L’amore ai tempi del metrò

Scritto da in Curiosità

Galeotto fu Lanza e chi vi salì: suona così il dantesco verso ai tempi del metrò. D’altronde che i quotidiani spostamenti in città possano trasformarsi nell’inizio di una storia d’amore da film si sapeva già da Sliding Doors (in foto), ma la novità è che oggi la favola urbana rischia di durare ben più di qualche minuto. Il merito è di una serie di piattaforme che permettono di rincontrare la “perduta” anima gemella e che da qualche anno si stanno letteralmente moltiplicano nelle metropoli europee.
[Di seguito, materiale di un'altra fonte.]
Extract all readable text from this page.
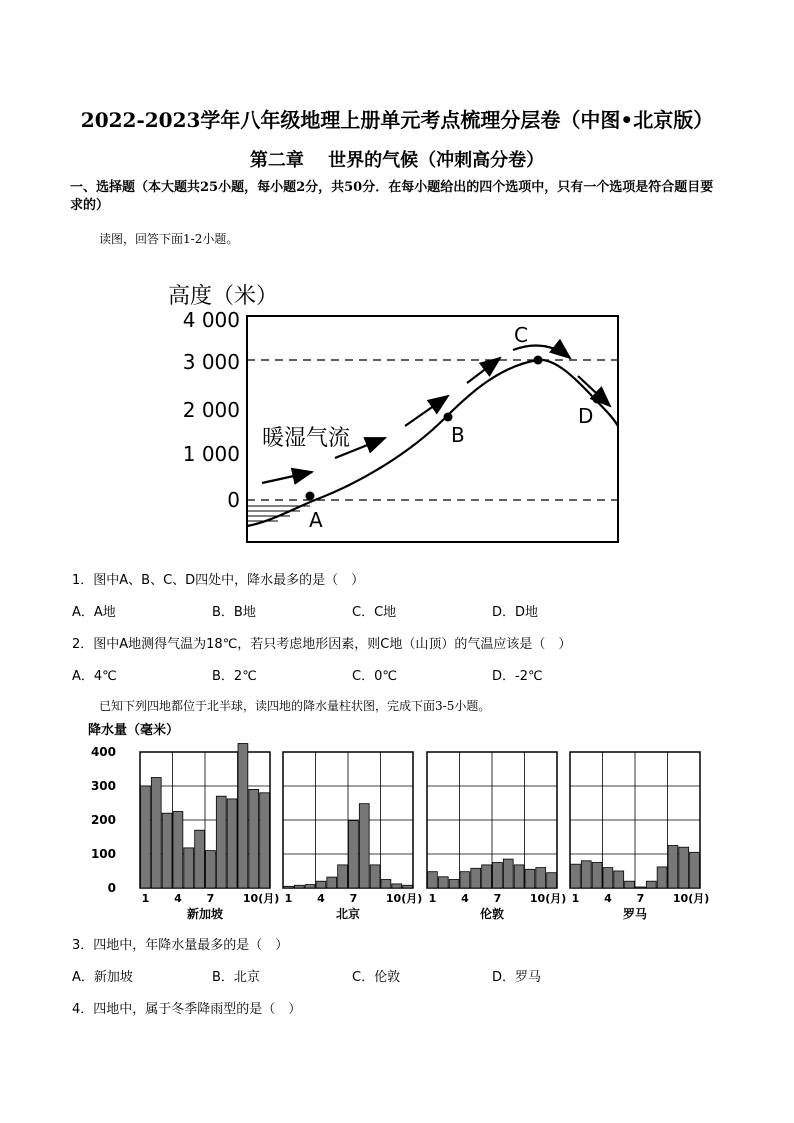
2022-2023学年八年级地理上册单元考点梳理分层卷（中图•北京版）
第二章　 世界的气候（冲刺高分卷）
一、选择题（本大题共25小题，每小题2分，共50分．在每小题给出的四个选项中，只有一个选项是符合题目要求的）
读图，回答下面1-2小题。
高度（米）
4 000
3 000
2 000
1 000
0
暖湿气流
A
B
C
D
1．图中A、B、C、D四处中，降水最多的是（　）
A．A地	B．B地	C．C地	D．D地
2．图中A地测得气温为18℃，若只考虑地形因素，则C地（山顶）的气温应该是（　）
A．4℃	B．2℃	C．0℃	D．-2℃
已知下列四地都位于北半球，读四地的降水量柱状图，完成下面3-5小题。
降水量（毫米）
400
300
200
100
0
1 4 7	10(月)
新加坡
1 4 7	10(月)
北京
1 4 7	10(月)
伦敦
1 4 7	10(月)
罗马
3．四地中，年降水量最多的是（　）
A．新加坡	B．北京	C．伦敦	D．罗马
4．四地中，属于冬季降雨型的是（　）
A Milano l’anno scorso due laureandi in Informatica hanno inventato CityGlance, una social app capace di rintracciare i vostri compagni di tragitto e quindi di moltiplicare le affascinanti occhiate lanciate sia in metro sia in tram. Altri cinque ragazzi italiani hanno girato un cortometraggio sugli incontri da treno: il mini-film si chiama Silent Love (da guardare, merita!) e sta spopolando anche tra i pendolari stranieri. Ma ad adeguarsi ai viaggiatori romanticoni sono le stesse aziende di trasporto locale. A Parigi e a Berlino dal 2008 sul sito della metropolitana, oltre ad orari e fermate, si trova una bacheca per recuperare indizi sul proprio amore underground. Pensate che a Praga si sono inventati addirittura Love Train, un vagone riservato ai cuori solitari che sognano il lieto fine. E chissà che non sia pure un buon incentivo per lasciare a casa auto e motorini e saltare sui più “emozionanti” mezzi pubblici.